People First — My approach to managing an innovation team

Patrick Pena
Jul 20, 2017 · 2 min read

When I learned that I would be switching into a new role, and that I would have an innovative development team reporting to me, I was equally excited and nervous. We would be tasked to work together as one development team with a focus on innovation. In practice, we help our clients think differently about the problems they are trying to solve. It’s a type of creativity that requires a strong team culture focused on communication, education, and collaboration. As I thought about how to bring that culture to life, I realized that everything came down to how we treat people.

The most successful leaders I’ve worked with were ones that focused heavily on communication and treated people with respect and understanding. Communication happened frequently, and you always had an opportunity to share your point of view. They inspired the people around them, which resulted in better engagement. It’s amazing to see what can be accomplished by a team that is engaged and inspired. Our first tenet needed to be that we always put people first.

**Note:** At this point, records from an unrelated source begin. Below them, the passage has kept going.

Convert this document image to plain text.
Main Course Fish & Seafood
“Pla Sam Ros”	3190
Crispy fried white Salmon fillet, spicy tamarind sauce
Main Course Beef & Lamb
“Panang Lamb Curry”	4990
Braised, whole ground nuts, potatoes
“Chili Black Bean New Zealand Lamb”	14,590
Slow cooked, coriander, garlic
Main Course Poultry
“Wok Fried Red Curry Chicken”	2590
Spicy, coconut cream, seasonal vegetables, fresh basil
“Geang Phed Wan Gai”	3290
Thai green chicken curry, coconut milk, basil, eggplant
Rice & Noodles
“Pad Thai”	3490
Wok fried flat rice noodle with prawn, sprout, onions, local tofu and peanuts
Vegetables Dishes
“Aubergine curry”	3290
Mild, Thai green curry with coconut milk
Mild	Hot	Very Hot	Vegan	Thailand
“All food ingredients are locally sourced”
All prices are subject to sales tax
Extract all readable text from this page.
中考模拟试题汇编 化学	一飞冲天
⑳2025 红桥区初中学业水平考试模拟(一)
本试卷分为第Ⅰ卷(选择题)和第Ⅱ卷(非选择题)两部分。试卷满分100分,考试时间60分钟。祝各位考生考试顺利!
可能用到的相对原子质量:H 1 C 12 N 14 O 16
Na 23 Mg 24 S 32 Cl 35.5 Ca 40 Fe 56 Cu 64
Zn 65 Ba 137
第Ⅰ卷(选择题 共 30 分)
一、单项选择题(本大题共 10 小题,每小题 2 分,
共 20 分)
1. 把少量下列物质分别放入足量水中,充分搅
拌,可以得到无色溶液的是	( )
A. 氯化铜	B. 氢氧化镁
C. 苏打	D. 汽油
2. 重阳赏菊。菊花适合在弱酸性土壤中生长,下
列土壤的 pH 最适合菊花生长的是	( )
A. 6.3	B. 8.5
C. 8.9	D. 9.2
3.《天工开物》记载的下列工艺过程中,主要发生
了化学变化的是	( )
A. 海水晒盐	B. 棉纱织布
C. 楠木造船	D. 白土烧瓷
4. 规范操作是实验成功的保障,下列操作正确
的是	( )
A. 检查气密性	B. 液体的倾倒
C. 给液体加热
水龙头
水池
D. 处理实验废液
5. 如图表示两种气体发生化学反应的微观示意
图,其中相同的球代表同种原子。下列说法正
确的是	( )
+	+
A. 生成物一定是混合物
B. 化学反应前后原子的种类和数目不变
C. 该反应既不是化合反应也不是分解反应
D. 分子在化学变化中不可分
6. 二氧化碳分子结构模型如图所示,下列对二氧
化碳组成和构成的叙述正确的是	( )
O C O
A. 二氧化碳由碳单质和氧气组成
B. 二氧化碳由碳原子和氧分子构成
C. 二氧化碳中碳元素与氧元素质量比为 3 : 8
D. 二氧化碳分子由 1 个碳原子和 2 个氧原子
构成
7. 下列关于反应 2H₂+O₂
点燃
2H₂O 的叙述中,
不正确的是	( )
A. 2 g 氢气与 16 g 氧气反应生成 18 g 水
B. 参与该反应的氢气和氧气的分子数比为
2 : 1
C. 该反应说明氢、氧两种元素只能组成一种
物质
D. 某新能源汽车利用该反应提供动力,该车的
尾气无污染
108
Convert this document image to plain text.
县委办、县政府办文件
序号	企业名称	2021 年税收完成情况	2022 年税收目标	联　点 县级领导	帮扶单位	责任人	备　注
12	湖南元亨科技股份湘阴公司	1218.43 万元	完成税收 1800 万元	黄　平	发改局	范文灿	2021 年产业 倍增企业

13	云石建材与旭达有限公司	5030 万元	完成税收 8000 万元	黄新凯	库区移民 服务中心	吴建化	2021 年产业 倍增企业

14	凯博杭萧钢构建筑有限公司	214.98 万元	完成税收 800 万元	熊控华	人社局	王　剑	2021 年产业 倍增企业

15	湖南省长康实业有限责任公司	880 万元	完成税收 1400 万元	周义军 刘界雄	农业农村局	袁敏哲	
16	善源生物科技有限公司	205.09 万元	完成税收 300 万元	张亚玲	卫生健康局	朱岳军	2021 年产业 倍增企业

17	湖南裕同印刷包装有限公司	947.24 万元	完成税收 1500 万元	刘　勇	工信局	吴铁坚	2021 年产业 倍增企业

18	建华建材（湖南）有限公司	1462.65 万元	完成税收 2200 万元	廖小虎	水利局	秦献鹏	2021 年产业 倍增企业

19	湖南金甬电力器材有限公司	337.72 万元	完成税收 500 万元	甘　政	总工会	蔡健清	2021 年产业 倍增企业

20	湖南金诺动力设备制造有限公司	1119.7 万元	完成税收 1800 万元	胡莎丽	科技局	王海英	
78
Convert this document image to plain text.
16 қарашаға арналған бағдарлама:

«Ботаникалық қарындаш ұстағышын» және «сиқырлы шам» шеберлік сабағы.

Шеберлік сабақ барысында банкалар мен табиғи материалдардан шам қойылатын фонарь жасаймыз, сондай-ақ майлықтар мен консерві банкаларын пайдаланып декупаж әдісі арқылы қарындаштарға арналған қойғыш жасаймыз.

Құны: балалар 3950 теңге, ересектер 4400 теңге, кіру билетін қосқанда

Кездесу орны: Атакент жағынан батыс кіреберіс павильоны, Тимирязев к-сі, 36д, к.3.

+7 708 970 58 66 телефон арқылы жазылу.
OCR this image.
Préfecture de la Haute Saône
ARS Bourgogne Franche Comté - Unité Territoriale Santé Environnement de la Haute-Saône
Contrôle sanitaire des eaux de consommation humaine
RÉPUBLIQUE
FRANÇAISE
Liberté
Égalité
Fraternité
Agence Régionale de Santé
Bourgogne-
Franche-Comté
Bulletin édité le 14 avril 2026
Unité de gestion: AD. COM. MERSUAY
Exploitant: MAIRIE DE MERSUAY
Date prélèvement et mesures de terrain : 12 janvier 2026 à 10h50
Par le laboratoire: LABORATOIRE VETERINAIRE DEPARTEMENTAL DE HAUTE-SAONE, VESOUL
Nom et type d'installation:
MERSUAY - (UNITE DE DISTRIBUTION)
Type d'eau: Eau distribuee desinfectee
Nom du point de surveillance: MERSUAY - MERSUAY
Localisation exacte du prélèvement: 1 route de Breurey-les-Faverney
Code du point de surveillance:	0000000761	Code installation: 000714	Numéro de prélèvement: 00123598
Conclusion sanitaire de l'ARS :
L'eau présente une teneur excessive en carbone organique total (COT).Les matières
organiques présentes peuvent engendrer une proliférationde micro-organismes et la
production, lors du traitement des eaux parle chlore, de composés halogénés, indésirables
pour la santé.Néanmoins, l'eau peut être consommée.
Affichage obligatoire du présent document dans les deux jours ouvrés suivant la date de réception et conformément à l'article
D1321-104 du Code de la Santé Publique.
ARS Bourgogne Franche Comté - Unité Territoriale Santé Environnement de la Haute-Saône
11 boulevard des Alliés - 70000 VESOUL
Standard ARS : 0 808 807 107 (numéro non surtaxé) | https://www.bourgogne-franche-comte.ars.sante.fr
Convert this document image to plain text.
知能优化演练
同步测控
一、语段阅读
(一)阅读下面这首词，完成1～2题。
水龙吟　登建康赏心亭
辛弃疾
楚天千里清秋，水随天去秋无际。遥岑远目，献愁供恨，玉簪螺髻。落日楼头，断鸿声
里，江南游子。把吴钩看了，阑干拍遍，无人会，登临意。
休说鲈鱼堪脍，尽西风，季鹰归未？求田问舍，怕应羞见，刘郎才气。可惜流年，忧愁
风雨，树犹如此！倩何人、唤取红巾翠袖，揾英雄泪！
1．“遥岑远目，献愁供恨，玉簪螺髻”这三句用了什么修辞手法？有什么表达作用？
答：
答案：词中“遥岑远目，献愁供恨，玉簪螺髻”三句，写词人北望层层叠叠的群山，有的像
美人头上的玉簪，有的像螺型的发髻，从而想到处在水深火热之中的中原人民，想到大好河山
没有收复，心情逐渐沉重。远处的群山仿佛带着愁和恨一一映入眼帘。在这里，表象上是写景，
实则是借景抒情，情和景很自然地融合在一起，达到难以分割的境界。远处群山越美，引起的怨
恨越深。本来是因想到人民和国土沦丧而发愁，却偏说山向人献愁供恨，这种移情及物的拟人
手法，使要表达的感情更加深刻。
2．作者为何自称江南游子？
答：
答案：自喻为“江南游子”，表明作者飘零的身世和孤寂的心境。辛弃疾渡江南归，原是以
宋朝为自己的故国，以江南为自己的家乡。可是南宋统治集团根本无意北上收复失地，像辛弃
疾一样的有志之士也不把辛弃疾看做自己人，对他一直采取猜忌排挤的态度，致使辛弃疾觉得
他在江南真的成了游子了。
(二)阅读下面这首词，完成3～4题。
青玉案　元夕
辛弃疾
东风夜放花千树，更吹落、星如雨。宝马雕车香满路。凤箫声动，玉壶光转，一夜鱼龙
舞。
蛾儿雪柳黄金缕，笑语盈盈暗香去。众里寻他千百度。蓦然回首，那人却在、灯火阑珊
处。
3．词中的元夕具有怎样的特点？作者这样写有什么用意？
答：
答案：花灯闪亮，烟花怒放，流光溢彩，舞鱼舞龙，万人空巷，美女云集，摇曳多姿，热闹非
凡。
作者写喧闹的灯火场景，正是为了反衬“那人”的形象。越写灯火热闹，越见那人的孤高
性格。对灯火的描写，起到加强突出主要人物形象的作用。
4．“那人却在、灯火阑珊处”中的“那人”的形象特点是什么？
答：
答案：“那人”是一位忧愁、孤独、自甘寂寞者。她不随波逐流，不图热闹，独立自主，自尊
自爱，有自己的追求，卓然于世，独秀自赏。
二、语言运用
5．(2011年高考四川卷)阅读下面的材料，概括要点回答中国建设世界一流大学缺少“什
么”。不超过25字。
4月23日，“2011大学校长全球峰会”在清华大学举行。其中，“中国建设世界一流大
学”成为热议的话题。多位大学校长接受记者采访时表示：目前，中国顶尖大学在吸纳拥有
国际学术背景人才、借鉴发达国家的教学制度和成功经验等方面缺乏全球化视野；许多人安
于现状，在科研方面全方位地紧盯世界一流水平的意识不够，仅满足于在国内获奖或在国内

I also wanted to make sure that as a team we nurtured the engineering mindset, the natural inclination towards problem solving and learning new things. Everyone should be encouraged to learn and everyone should be responsible for teaching other people on the team. By helping each other improve, we improve the team. To reinforce that, we would also need to encourage failure because without it we wouldn’t be comfortable experimenting with new ideas. Failure means we’re learning, and failing fast means we can make course corrections early in a project. Our second tenet would be education.

Project outcomes have always been better when we take a collaborative approach to working with our clients. I even hesitate to use the term client, instead I consider our clients to be partners and temporary extensions of our team. Partners are people we are working with instead of people we are doing work for. Ultimately, we are only successful when we are working together towards a shared goal. Our third tenet would be we have partners, not clients.

With the vision of our culture defined, my next challenge would be to start guiding the team. We would be required to go through all the phases of change while maintaining a high level of creativity and out of the box thinking.